Tz. 23
Ein typischer Fall liegt in den Kosten für die erneute Prüfung des JA. Die Kosten für die erneute Aufstellung des JA müssen ihm nicht auferlegt werden, weil eine neue Aufstellung sowieso nötig ist. Das ist nur anders, wenn der JA zutreffend aufgestellt worden war und der Mangel allein aus dem Bereich des Prüfers stammt.

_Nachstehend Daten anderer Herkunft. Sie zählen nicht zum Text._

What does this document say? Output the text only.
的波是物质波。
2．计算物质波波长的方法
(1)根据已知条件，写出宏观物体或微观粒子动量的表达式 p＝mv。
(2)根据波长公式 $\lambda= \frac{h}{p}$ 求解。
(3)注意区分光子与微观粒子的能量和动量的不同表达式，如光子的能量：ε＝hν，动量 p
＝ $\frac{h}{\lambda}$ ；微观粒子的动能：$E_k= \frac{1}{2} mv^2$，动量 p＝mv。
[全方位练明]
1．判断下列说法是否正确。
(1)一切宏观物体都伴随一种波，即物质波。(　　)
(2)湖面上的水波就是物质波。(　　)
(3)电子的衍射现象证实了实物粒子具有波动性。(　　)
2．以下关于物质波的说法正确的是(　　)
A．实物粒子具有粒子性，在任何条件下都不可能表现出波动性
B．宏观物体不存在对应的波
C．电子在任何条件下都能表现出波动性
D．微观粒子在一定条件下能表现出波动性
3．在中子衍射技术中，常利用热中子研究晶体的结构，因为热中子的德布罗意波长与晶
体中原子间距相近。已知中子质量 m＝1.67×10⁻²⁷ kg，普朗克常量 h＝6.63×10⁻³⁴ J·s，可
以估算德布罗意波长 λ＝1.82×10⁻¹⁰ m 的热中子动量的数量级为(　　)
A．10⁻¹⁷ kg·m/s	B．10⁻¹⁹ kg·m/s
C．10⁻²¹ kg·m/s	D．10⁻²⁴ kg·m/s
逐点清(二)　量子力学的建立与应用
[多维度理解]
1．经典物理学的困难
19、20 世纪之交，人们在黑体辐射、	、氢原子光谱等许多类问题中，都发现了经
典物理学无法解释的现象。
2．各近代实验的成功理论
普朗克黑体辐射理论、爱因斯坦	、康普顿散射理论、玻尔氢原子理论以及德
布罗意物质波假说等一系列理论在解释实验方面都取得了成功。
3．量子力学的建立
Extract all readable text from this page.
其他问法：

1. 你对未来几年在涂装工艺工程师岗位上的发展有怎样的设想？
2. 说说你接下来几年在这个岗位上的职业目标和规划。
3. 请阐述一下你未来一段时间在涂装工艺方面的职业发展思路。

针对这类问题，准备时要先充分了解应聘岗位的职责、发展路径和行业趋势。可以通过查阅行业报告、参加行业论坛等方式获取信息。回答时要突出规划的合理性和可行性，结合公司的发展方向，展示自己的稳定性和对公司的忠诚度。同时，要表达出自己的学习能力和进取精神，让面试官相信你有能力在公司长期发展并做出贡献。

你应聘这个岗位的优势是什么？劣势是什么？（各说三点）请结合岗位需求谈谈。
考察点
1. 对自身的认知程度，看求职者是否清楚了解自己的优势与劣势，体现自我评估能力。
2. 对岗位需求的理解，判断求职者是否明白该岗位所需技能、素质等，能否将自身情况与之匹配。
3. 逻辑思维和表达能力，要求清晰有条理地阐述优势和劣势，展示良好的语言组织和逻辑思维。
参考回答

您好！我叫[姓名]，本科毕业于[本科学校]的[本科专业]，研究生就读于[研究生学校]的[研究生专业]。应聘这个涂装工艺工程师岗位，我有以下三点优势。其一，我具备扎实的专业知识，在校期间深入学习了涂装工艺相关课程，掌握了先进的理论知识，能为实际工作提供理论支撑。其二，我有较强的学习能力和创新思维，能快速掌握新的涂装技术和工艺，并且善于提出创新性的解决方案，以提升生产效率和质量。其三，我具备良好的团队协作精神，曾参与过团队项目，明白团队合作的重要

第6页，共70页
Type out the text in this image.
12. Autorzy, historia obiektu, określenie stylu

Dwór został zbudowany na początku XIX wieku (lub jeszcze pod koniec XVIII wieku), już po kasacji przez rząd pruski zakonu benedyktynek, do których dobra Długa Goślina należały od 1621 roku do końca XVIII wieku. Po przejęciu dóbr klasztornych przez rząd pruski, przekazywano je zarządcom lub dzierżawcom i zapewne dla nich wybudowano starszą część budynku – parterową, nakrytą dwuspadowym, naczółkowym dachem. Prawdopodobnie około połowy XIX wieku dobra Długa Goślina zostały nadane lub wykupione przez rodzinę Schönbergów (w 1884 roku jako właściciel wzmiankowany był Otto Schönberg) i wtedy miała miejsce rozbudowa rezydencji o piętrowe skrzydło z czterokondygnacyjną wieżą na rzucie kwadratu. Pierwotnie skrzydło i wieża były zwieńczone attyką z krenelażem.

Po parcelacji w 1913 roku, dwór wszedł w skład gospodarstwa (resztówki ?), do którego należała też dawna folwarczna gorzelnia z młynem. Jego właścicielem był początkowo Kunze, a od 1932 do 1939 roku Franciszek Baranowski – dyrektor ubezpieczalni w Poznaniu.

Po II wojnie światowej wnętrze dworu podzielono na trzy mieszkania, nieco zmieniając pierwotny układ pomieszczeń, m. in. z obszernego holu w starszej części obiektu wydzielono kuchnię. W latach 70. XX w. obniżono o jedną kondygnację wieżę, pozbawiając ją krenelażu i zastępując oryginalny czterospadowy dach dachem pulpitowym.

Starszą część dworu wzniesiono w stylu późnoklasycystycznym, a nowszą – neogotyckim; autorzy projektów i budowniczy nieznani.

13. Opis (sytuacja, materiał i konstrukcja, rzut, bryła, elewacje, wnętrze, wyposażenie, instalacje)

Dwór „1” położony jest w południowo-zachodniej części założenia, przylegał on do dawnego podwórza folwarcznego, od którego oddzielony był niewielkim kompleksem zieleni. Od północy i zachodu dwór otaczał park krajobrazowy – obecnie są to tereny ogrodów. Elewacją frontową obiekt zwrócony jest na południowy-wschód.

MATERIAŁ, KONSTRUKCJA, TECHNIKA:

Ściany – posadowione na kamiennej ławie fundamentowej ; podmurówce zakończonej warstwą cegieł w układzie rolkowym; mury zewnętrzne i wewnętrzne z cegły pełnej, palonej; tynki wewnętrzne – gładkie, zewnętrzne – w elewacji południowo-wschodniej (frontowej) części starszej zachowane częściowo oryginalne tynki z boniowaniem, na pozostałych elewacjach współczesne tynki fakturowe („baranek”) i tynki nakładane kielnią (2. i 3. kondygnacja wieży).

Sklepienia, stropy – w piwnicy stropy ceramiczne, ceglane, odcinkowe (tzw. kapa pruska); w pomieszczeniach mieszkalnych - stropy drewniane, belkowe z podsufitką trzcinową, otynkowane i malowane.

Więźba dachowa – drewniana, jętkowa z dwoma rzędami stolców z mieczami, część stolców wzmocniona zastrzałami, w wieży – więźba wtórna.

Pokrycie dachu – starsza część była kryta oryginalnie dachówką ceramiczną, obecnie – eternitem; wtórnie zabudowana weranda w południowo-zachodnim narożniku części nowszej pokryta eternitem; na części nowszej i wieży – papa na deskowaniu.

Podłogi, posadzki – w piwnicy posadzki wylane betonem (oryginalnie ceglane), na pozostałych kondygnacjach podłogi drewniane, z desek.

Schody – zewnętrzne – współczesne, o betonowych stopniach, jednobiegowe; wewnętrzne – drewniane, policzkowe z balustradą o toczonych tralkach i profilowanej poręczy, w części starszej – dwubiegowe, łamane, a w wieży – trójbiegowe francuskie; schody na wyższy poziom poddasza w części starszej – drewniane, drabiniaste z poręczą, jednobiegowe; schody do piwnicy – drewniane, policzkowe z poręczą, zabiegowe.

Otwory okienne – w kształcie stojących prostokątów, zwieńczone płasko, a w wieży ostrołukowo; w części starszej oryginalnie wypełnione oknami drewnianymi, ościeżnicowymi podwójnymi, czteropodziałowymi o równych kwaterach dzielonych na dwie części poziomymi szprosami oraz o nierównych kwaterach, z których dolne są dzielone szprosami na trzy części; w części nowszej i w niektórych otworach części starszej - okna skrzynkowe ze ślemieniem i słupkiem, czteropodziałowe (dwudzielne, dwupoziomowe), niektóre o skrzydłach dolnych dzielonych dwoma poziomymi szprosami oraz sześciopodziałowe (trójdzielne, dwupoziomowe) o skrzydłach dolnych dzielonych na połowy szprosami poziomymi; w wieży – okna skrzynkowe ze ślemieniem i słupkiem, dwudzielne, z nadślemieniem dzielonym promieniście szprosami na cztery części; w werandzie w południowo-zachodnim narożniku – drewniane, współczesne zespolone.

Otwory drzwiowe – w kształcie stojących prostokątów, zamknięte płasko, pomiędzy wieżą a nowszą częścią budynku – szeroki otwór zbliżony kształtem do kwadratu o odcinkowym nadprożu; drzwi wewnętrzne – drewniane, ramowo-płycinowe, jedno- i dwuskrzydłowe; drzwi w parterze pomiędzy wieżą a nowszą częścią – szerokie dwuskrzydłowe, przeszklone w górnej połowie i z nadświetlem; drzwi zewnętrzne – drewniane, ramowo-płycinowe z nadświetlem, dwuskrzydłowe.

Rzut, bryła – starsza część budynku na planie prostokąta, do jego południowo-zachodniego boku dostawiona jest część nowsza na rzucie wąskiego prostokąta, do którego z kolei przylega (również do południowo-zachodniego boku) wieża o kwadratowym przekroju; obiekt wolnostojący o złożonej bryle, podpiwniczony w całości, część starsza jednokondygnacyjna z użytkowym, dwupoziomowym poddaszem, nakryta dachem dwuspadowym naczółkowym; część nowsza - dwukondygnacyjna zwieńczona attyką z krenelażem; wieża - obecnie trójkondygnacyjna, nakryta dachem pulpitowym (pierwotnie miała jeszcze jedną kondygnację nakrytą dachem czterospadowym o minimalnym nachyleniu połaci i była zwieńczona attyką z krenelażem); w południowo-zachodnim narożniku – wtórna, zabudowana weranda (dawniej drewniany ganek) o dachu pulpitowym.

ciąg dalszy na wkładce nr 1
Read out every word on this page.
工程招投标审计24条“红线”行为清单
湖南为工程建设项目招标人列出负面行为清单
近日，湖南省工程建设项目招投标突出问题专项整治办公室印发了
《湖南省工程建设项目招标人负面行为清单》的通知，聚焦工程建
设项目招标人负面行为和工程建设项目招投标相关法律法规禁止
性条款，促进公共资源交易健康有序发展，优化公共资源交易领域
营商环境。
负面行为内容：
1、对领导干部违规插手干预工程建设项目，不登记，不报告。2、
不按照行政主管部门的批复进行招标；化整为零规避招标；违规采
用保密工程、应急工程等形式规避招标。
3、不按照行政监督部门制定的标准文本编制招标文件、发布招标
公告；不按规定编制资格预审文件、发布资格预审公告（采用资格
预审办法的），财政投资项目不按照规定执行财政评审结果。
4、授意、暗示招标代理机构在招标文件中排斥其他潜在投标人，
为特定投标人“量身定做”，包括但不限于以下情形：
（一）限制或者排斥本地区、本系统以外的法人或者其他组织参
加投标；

So kann es sein, dass ein Abschlussprüfer nicht über den nach § 319 Abs. 1 Satz 3 HGB erforderlichen Qualitätsnachweis verfügt. Trotz Heilung eines Mangels gem. § 256 Abs. 6, Abs. 1 Nr. 3 AktG darf die Gesellschaft den JA erneut aufstellen und prüfen lassen, um sich von der Richtigkeit der Zahlenwerte zu überzeugen. Eine derartige "Herausforderung" hat der Bundesgerichtshof als Schaden akzeptiert.
Tz. 24
Sind falsche Zahlenwerte im JA angesetzt worden, haftet der Abschlussprüfer auch für darauf basierende Ausschüttungen an Gesellschafter, wenn diese z. B. wegen § 62 Abs. 1 Satz 2 AktG nicht zurückzuerlangen sind. Schwierigkeiten bestehen im GmbH-Recht, wenn § 32 GmbHG den Rückgriff auf die Gesellschafter verhindert. Hier nimmt das Gesetz nicht allein wegen des Vertrauensschutzes zugunsten der Gesellschafter an, dass auf eine Rückzahlung vorläufig verzichtet werden kann. Vielmehr zeigt es, dass es aus Perspektive der Gesellschaft und ihrer Gläubiger keiner Rückzahlung bedarf, weil § 31 GmbHG bei späterer Notwendigkeit gleichwohl einen Rückzahlungsanspruch gewährleistet. Daher kann nur bei fehlender Möglichkeit der Durchsetzung von Ansprüchen gegen die Gesellschafter aus § 31 GmbHG ein Schaden angenommen werden.
Tz. 25
Eine Erhöhung der Passivposten durch Verschleppung des Insolvenzantrags wegen fehlerhafter Prüfung eines JA soll in Höhe des durch Insolvenzverschleppung entstandenen Schadens auch zu einem Schadensposten führen. Hierbei handelt es sich nicht um ein originäres Schadensinteresse der Gesellschaft selbst, sondern um einen Quotenschaden der Gläubiger. Anders als der zum Insolvenzantrag verpflichtete Geschäftsführer kann der Abschlussprüfer selbst bei richtiger Prüfung nicht auf den Insolvenzantrag hinwirken, weil er insoweit nicht berechtigt ist. Im Vergleich mit der zurückhaltend bejahten Dritthaftung des Abschussprüfers und dem dort für eine etwaige Haftung u. a. notwendigen konkreten Vertrauen in den JA erscheint eine Haftung in diesem Fall überzogen.
Tz. 26
Überhöhte Tantiemen sind ebenso ersatzfähiger Schaden wie wegen Bezugnahme auf einen unzutreffenden JA gezahlte gewinnabhängige Zinsen bzw. Gewinnausschüttungen (z. B. bei partiarischen Darlehen oder atypisch stillen Gesellschaften), soweit diese von den Empfängern nicht zu erlangen sind. Wurde zu Unrecht der uneingeschränkte (bzw. eingeschränkte) Bestätigungsvermerk verweigert, können sich ersatzfähige Schäden – sofern sich die insoweit erforderliche Kausalität im konkreten Fall bejahen lässt – aus überhöhten Finanzierungs- und Kreditkosten für die Gesellschaft ergeben.